Third, even if the USW's case some day results in WTO-sanctioned retaliatory tariffs on Chinese "green" products (solar panels, wind turbines, etc.), at least it would be on only one class of products, whereas a broadbased assault on China's currency could literally end up affecting Chinese imports of everything.  (And China's retaliation would, of course, reflect that big difference.)

Finally, the administration's compromise was pretty successful politically.  As this McClatchy article demonstrates, the dual announcements caused congressional protectionists like US Sen. Sherrod Brown (D-OH) to focus on the "good" Section 301 news and mute their criticism of the "bad" news on the currency report.  (For example: "Top Democrats publicly ignored the Treasury decision, focusing instead on the administration's decision to accept a United Steelworkers complaint that China is unfairly subsidizing its "green technology" sector. The office of the U.S. trade representative will investigate the complaint.")

So all-in-all, the administration's move was a pretty agile political tap-dance that minimized anti-trade backlash.  Not too shabby, really, and probably the best we free traders could expect.

That said, Friday's Section 301 announcement wasn't completely free from problems.  First, it's not exactly clear how USTR will navigate the difficulties that the Section 301 law itself raises under WTO rules.  The EU challenged Section 301 at the WTO and, while the adjudicating panel found that USTR could apply the law consistently with WTO disciplines on the resolution of trade disputes, it also stated very plainly that its ruling was dependent on USTR sticking closely to those disciplines.  In particular, the panel found that the timelines established under US law for the imposition of unilateral trade measures under Section 301 could conflict with WTO timeframes for the resolution of a panel dispute, but USTR had discretion to ensure that those WTO timeframes weren't violated.  But can you imagine the ruckus that Sherrod Brown and his congressional cronies - many of whom routinely complain about the WTO - would cause if the "official" Section 301 deadline arrives, and a WTO Panel still hasn't ruled?  That should make for some, umm, interesting tension between Congress and USTR, don't you think?

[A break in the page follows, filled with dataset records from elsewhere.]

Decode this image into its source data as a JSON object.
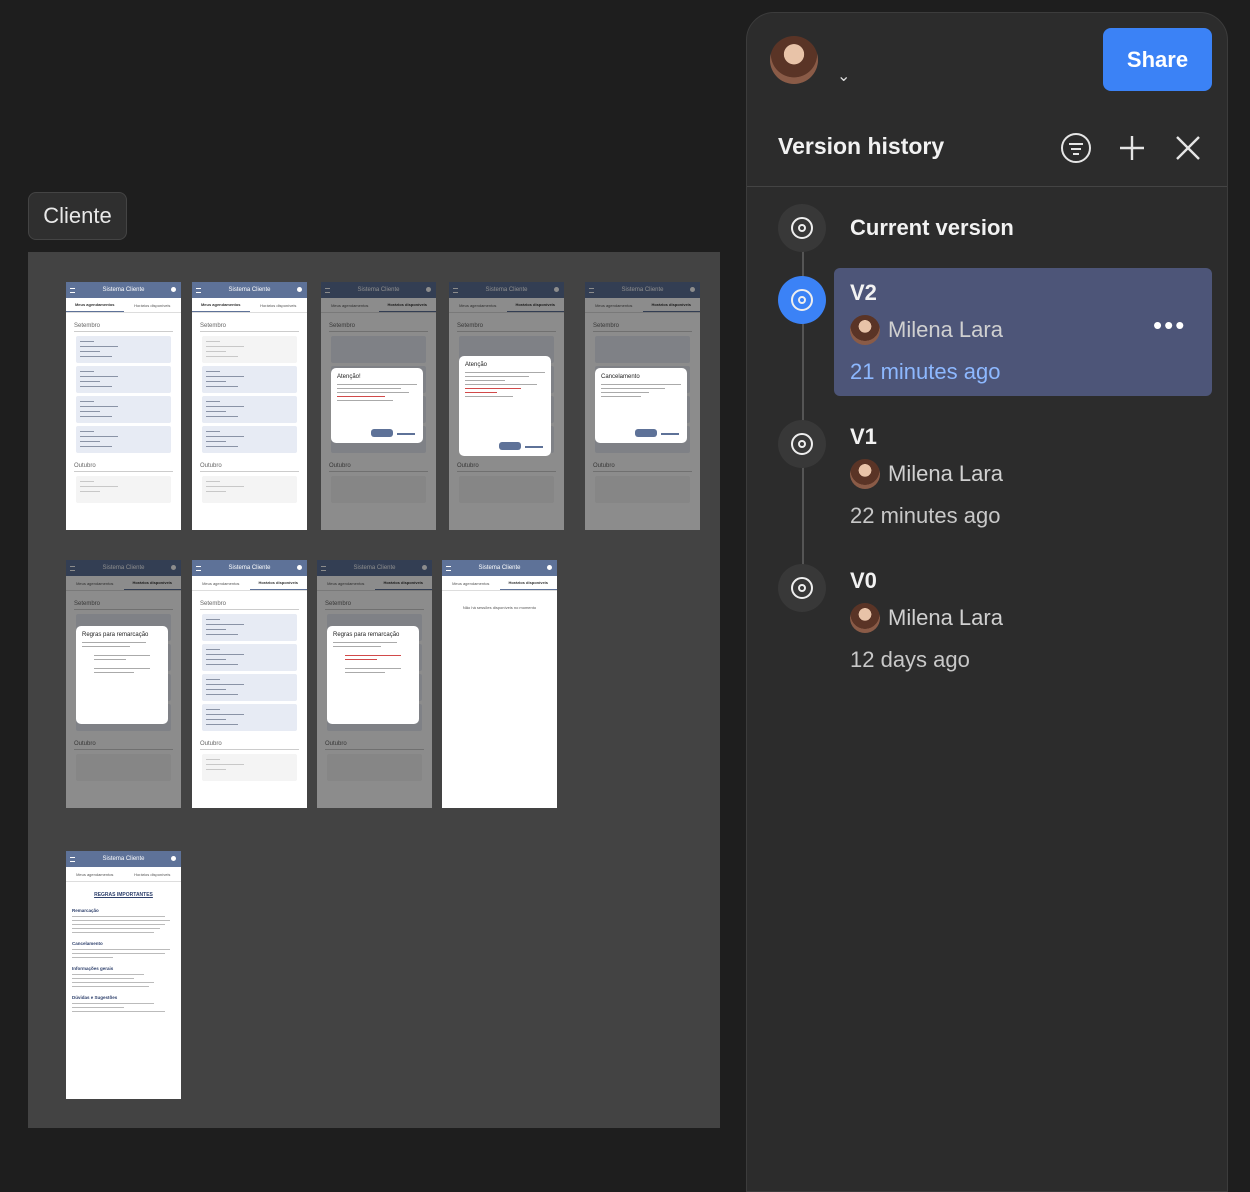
{
  "canvas": {
    "frame_label": "Cliente",
    "app_title": "Sistema Cliente",
    "tab_mine": "Meus agendamentos",
    "tab_available": "Horários disponíveis",
    "month_1": "Setembro",
    "month_2": "Outubro",
    "dialog_attention": "Atenção!",
    "dialog_attention_2": "Atenção",
    "dialog_cancel": "Cancelamento",
    "dialog_rules": "Regras para remarcação",
    "empty_message": "Não há sessões disponíveis no momento",
    "rules_title": "REGRAS IMPORTANTES",
    "rules_sections": [
      "Remarcação",
      "Cancelamento",
      "Informações gerais",
      "Dúvidas e Sugestões"
    ]
  },
  "panel": {
    "share_label": "Share",
    "title": "Version history",
    "icons": {
      "filter": "filter-icon",
      "add": "plus-icon",
      "close": "close-icon",
      "chevron": "chevron-down-icon"
    },
    "current_label": "Current version",
    "versions": [
      {
        "name": "V2",
        "user": "Milena Lara",
        "time": "21 minutes ago",
        "selected": true
      },
      {
        "name": "V1",
        "user": "Milena Lara",
        "time": "22 minutes ago",
        "selected": false
      },
      {
        "name": "V0",
        "user": "Milena Lara",
        "time": "12 days ago",
        "selected": false
      }
    ],
    "accent": "#3b82f6",
    "selected_bg": "#4d5578",
    "selected_time_color": "#8db8ff"
  }
}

Second, even though USTR's announcement is pretty benign, Chinese retaliation still might be on the way.  Indeed, preliminary news reports from today indicate that China may (and I stress the word "may") have restricted exports of "rare earth minerals" - necessary for all sorts of high tech manufacturing - to the United States as part of its angry response to USTR's decision.  (The "rare earths" dispute has been brewing for a while, so I'm not convinced that today's news is really related to the Section 301 decision.)

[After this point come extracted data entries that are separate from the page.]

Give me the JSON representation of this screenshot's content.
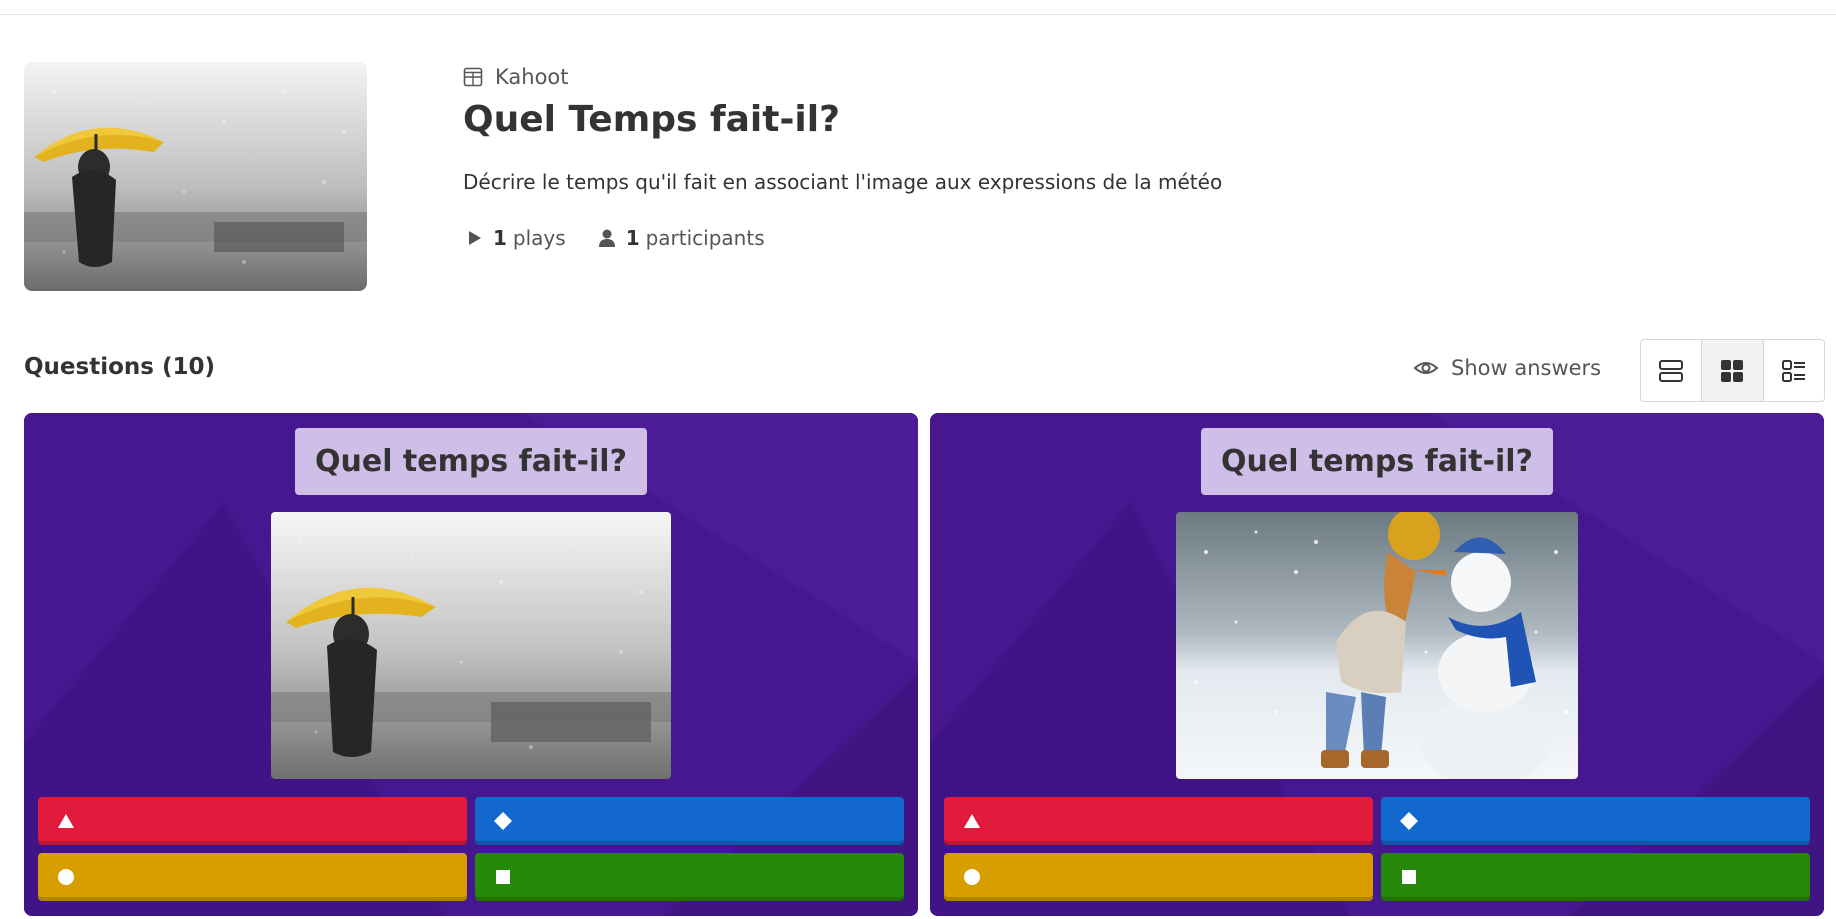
{
  "kahoot": {
    "type_label": "Kahoot",
    "title": "Quel Temps fait-il?",
    "description": "Décrire le temps qu'il fait en associant l'image aux expressions de la météo",
    "plays_count": "1",
    "plays_label": "plays",
    "participants_count": "1",
    "participants_label": "participants"
  },
  "questions_section": {
    "header": "Questions (10)",
    "show_answers_label": "Show answers",
    "view_modes": [
      "list-view-icon",
      "grid-view-icon",
      "detail-view-icon"
    ],
    "active_view": "grid-view-icon"
  },
  "question_cards": [
    {
      "title": "Quel temps fait-il?",
      "image": "rain-umbrella-image",
      "answers": [
        "triangle-icon",
        "diamond-icon",
        "circle-icon",
        "square-icon"
      ]
    },
    {
      "title": "Quel temps fait-il?",
      "image": "snowman-girl-image",
      "answers": [
        "triangle-icon",
        "diamond-icon",
        "circle-icon",
        "square-icon"
      ]
    }
  ],
  "colors": {
    "card_bg": "#46178f",
    "title_bg": "#cfbfe8",
    "answer_red": "#e21b3c",
    "answer_blue": "#1368ce",
    "answer_yellow": "#d89e00",
    "answer_green": "#26890c"
  }
}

Third, the new 301 dispute could open a whole can of worms regarding international trade conflicts over "green" policies and protectionism.  A big, contentious US-China dispute on "green subsidies" raises much, much larger retaliation concerns than those raised by China's actions today.  As I noted last month, the USW's petition freely admits that the United States has doled out at least a $100 billion of its own cash on US green manufacturers, and I've been nervously reporting for over a year now on the growing number of trade disputes surrounding green subsidies and other forms of protectionism.  If USTR's case goes forward, and then China files its own case against US subsidies, that could affect hundreds of billions of dollars in global trade.  And other cases by other WTO Members could easily follow (global trade disputes are very prone to copycat cases) - further accelerating the tit-for-tat trade tensions surrounding trade in environmental goods.

In sum, while the White House's big "China Friday" was about as good as can be expected from this administration, it wasn't great.  So strap in, folks, we've still got a long way to go on this one.